Produit d'une expérience, la créature amphibie vit dans l'air les eaux de l'étang qui vit à l'intérieur d'un laboratoire gouvernemental. C'est Elisa (Hawkins) qui, en tant que concierge, le connaît et ose le découvrir lors d'une conversation impossible à travers voix qui manque mais oui à travers la sensibilité débordante; le reste est un complot de persécution qui révèle certains des sentiments les plus mauvais et les meilleurs et des avatars de la condition humaine, de la haine et de l'ambition, de l'amour et de la compassion, et qui ouvre une question génératrice sur les limites de l'être humain à ses actions et de l'être humain avant sa capacité à ressentir et à embrasser les sens sans préjugés. Alexandre Desplat compose la bande-son, magnifiquement photographiée par Dan Lautsen, et Guillermo del Toro affiche un arc-en-ciel climatique de clair-obscur thématique allant de la science fiction à la fantasy, du fantastique au drame, du drame au thriller en passant par le thriller suspendre, renvoyer l'intrigue à des événements historiques et à l'imagination d'un amour qui est libre parce qu'il est aimé.
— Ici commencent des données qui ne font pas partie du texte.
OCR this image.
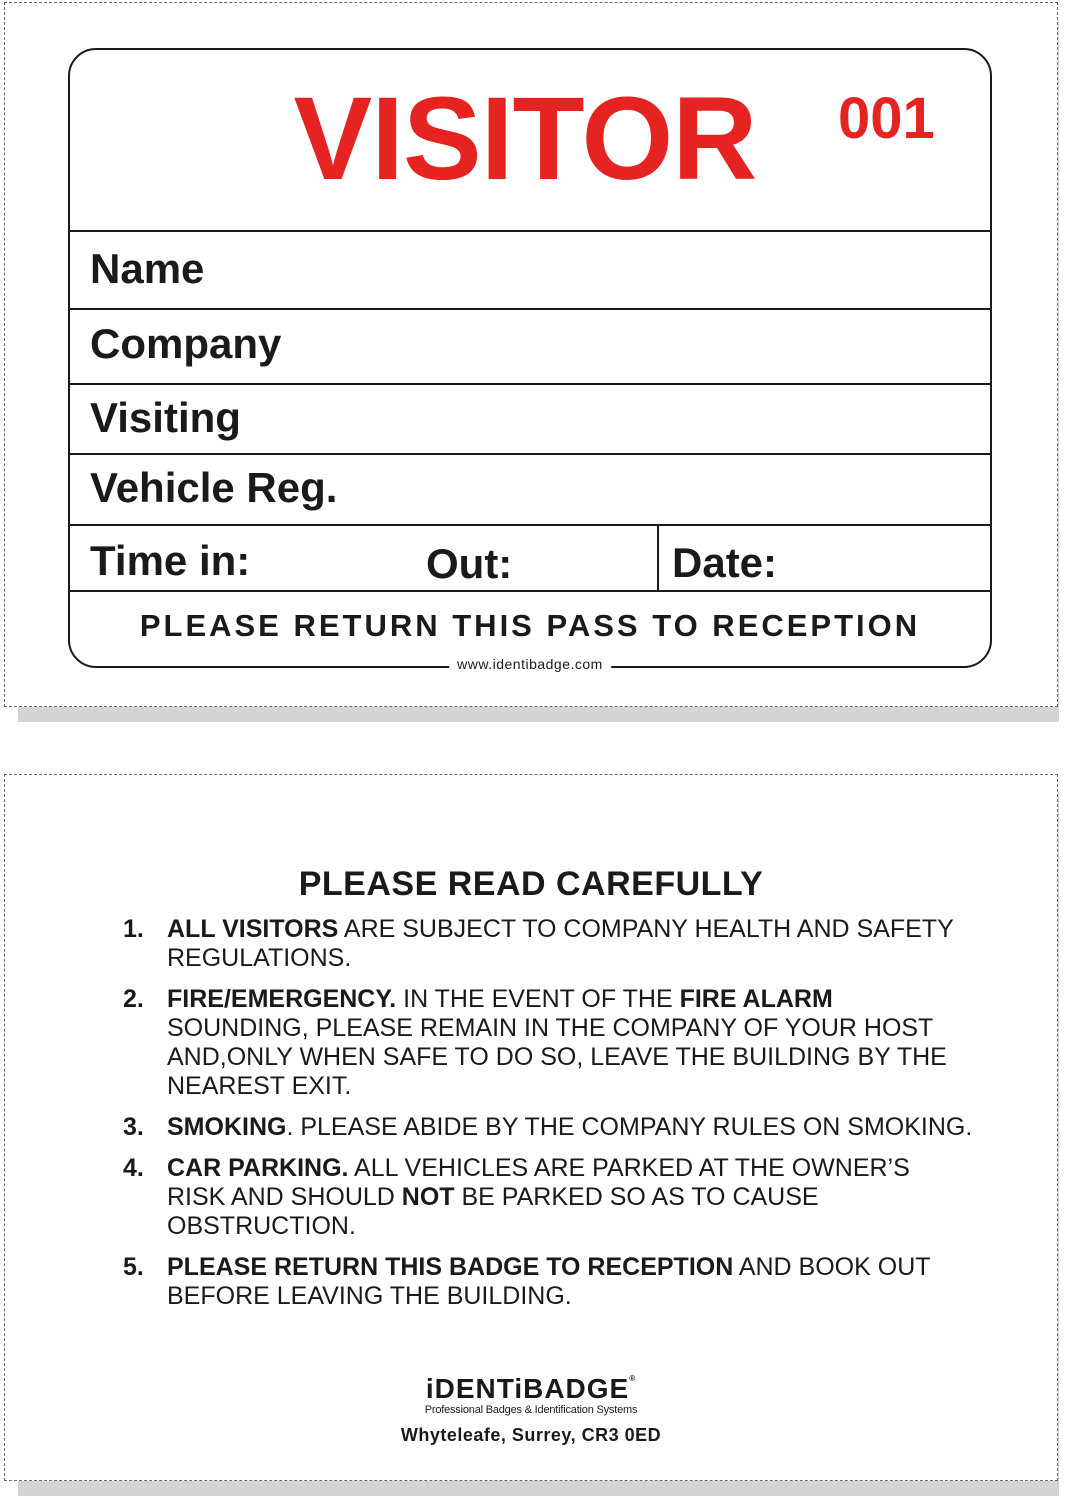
VISITOR	001
Name
Company
Visiting
Vehicle Reg.
Time in:	Out:	Date:
PLEASE RETURN THIS PASS TO RECEPTION
www.identibadge.com
PLEASE READ CAREFULLY
1. ALL VISITORS ARE SUBJECT TO COMPANY HEALTH AND SAFETY REGULATIONS.
2. FIRE/EMERGENCY. IN THE EVENT OF THE FIRE ALARM SOUNDING, PLEASE REMAIN IN THE COMPANY OF YOUR HOST AND,ONLY WHEN SAFE TO DO SO, LEAVE THE BUILDING BY THE NEAREST EXIT.
3. SMOKING. PLEASE ABIDE BY THE COMPANY RULES ON SMOKING.
4. CAR PARKING. ALL VEHICLES ARE PARKED AT THE OWNER’S RISK AND SHOULD NOT BE PARKED SO AS TO CAUSE OBSTRUCTION.
5. PLEASE RETURN THIS BADGE TO RECEPTION AND BOOK OUT BEFORE LEAVING THE BUILDING.
iDENTiBADGE®
Professional Badges & Identification Systems
Whyteleafe, Surrey, CR3 0ED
* Iván Uriel Atanacio Medellín . Écrivain et réalisateur de documentaires. Considéré comme l'un des principaux représentants de la littérature testimoniale en langue espagnole. Ses romans El Surco et El Itamo (Universidad Veracruzana, 2015), qui traitent de la migration universelle, ont été étudiés dans diverses universités du monde entier . Il a réalisé les documentaires La journée de la voix humaine et du repos . Il est directeur de la rédaction de Filmakersmovie.com.